The JC understands that the event was cancelled after the school received complaints about his visit, which had not been arranged by the school. It is part of a tour that is billed as including talks in “Stamford Hill, Golders Green and Gateshead”.
More than 150 people have signed an online petition calling for the tour to be cancelled.
Hasmonean Executive Headteacher Andrew McClusky was alerted to concerns about the event by Rabbi of New London Synagogue Jeremy Gordon.
In a message to Rabbi Gordon, seen by the JC, Mr McClusky said: “Hasmonean cannot be associated with events of this kind and nor would we wish to be.
“This event appears to have been booked via a third party and the contents/speaker were not made clear until the advertisement appeared.

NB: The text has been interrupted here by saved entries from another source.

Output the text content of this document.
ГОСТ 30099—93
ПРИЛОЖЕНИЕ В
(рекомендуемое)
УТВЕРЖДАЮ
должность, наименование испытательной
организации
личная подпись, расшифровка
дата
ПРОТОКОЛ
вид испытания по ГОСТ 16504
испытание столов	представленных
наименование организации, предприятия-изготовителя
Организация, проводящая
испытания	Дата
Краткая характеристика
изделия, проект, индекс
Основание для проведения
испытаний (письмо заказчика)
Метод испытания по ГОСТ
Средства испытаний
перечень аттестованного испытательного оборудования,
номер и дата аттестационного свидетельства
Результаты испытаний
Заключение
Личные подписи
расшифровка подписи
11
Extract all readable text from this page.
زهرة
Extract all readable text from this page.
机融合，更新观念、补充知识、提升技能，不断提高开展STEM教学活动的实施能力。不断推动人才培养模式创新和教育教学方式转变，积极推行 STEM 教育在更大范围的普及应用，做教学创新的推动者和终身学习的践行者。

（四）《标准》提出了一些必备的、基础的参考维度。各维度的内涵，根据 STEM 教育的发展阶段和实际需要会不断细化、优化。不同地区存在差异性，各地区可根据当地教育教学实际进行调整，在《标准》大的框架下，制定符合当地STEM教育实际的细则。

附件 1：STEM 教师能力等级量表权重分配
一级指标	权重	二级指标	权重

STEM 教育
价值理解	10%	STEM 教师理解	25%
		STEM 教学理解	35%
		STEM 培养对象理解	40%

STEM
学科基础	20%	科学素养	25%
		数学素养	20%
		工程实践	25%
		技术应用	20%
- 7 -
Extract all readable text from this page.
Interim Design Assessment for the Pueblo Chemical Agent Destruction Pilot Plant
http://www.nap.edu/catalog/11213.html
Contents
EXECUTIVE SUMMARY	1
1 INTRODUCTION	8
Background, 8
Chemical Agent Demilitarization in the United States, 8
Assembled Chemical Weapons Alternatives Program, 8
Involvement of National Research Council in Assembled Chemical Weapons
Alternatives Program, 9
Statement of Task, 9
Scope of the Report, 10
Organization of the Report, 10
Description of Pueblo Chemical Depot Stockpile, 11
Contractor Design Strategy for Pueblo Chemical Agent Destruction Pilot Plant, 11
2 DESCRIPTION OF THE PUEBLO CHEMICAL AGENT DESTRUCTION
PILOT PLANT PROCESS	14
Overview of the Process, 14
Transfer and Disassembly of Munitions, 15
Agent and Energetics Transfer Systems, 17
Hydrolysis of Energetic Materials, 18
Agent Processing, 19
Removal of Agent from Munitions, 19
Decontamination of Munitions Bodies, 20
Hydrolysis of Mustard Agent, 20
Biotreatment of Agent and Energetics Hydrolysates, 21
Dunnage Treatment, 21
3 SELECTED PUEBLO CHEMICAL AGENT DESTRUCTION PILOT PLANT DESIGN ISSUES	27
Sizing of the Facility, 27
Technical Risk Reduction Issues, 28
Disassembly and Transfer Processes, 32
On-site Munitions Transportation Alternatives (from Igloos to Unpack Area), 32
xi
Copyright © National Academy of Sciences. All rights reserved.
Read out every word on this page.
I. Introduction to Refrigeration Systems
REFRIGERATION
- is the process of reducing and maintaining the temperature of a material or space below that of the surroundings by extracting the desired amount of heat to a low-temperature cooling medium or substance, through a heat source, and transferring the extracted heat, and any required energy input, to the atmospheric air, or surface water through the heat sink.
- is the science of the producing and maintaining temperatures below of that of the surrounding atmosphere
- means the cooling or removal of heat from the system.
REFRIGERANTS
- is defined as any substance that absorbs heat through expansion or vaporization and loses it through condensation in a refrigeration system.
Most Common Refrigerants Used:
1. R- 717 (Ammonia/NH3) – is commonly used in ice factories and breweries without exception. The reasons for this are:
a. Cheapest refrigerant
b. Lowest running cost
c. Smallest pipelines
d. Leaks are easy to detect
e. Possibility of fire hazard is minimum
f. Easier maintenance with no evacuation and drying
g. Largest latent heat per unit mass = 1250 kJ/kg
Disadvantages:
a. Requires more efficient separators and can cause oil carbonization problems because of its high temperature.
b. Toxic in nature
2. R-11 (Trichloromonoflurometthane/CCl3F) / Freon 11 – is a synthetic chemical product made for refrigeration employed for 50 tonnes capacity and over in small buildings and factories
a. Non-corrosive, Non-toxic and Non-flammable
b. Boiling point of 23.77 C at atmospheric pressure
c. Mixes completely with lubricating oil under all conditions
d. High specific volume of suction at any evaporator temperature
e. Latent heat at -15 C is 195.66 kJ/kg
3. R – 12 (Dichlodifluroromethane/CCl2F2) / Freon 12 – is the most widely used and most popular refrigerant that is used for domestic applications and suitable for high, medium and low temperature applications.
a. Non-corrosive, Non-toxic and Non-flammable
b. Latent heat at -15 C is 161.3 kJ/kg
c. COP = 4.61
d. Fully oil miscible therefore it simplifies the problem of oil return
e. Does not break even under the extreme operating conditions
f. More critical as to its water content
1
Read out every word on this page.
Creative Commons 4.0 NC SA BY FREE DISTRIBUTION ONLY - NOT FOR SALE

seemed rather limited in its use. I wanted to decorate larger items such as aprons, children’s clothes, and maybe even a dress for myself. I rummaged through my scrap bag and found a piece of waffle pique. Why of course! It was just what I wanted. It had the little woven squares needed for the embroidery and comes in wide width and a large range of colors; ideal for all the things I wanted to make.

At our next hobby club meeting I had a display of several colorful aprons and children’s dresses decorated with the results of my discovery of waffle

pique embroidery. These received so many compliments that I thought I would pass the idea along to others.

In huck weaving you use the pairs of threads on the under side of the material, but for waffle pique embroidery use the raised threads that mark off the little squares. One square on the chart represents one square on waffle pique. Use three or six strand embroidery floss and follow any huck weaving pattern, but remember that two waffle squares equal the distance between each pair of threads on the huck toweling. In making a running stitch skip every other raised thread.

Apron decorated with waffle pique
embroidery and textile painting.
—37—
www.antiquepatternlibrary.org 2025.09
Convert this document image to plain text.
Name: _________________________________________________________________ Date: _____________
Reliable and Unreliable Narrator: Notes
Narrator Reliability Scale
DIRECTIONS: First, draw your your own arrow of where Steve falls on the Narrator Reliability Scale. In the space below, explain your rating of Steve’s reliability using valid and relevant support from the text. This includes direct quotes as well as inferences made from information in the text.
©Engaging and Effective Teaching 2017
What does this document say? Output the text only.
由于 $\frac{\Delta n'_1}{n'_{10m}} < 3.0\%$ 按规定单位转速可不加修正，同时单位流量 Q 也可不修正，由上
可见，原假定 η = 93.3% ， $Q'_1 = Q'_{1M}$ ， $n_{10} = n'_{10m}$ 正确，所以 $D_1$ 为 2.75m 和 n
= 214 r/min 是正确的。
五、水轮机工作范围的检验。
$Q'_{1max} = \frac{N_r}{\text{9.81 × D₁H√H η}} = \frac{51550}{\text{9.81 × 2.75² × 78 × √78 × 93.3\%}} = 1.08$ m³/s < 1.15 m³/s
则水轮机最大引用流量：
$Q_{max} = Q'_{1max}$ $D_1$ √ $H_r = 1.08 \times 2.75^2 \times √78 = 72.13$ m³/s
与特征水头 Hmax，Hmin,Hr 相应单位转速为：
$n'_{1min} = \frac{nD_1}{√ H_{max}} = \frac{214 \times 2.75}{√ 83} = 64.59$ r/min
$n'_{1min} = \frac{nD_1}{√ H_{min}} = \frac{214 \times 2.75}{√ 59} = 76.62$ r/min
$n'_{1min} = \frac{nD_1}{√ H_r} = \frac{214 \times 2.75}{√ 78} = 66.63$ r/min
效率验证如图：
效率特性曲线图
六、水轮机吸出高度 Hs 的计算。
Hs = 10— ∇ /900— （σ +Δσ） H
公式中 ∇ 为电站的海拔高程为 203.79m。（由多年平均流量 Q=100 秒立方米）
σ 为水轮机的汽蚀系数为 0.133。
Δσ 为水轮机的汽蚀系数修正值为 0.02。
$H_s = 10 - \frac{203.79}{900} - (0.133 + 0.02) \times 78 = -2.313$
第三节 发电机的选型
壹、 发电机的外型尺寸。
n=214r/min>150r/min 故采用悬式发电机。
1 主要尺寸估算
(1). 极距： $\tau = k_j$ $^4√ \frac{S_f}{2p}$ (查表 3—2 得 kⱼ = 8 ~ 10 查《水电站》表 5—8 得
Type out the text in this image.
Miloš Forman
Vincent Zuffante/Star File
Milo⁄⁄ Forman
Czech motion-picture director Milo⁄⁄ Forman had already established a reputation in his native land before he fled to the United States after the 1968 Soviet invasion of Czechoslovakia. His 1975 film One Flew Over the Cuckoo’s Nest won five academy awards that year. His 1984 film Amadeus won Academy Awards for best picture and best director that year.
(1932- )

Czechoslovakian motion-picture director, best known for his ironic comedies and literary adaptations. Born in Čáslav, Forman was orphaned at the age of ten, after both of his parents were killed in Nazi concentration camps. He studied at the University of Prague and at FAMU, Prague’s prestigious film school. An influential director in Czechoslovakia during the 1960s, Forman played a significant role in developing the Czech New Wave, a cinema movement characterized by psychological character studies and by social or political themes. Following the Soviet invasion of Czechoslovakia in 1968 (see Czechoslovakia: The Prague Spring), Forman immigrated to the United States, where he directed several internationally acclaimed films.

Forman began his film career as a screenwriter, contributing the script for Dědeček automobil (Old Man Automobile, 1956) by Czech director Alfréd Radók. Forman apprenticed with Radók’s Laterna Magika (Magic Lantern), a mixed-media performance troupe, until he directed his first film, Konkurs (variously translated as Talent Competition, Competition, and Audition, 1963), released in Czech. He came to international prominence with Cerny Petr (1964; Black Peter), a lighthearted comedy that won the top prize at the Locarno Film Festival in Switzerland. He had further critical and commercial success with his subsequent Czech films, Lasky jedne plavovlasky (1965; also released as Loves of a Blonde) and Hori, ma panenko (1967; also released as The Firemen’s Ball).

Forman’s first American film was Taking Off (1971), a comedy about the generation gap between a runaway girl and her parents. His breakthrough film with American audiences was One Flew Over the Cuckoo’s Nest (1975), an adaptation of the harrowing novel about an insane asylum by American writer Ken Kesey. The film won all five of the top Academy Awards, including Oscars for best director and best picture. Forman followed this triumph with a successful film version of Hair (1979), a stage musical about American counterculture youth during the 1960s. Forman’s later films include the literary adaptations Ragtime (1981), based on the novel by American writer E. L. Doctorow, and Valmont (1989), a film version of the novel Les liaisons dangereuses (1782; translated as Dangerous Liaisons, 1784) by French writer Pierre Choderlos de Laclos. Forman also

As soon as I was made aware of the nature of this event, I ensured that it was cancelled, which it now has been.”
Mr Rubashkin, who was convicted of falsifying financial documents to secure a loan, had his 27-year jail term for fraud commuted by Donald Trump.
He was due to speak at the girls’ school about his experiences on Monday January 14.
The event, titled ‘Faith Trust and Hope’, was part of a speaking tour during which Mr Rubashkin is due to speak to UK audiences for the first time since his release.
Mr Rubashkin is the former chief executive of Agriprocessors, Inc, which was the largest slaughterhouse and meatpacking plant in the US.
The factory was raided by federal agents in May
Controversy: Rubashkin 2008. Almost 400 illegal immigrants who had been working there, mainly from Guatemala, were rounded up and deported. Mr Rubashkin was charged with bank fraud and employing undocumented and underage workers but later acquitted of the latter.
In 2017, Mr Trump said the 27-year sentence he received was excessive in comparison to similar cases and ruled that Mr Rubashkin had served enough time.
A statement from the White House said: “Mr Rubashkin has now served more than eight years of that sentence, which many have called excessive in light of its disparity with sentences imposed for similar crimes.
“A bipartisan group of more than 100 former high-ranking and distinguished Department of Justice officials, prosecutors, judges, and legal scholars have expressed concerns about the evidentiary proceedings in Mr Rubashkin’s case and the severity of his sentence.”
The White House noted that Mr Rubashkin, 57, and a father of 10, had been supported by a number of legal officials who agreed with the decision to commute his sentence.
John Ashcroft, Michael Mukasey, Edwin Meese and Ramsey Clark, who served as attorney generals under Presidents George W Bush, Ronald Reagan and Lyndon Johnson, all supported Mr Rubashkin.
The petition opposing his UK tour said: “We are all in favour of freedom of speech but that does not mean we give everyone a platform. We believe that criminals who have been rehabilitated should be allowed back into society but that does not include honouring them to celebrity status. Without clear evidence of public remorse, events like this should not be taking place.”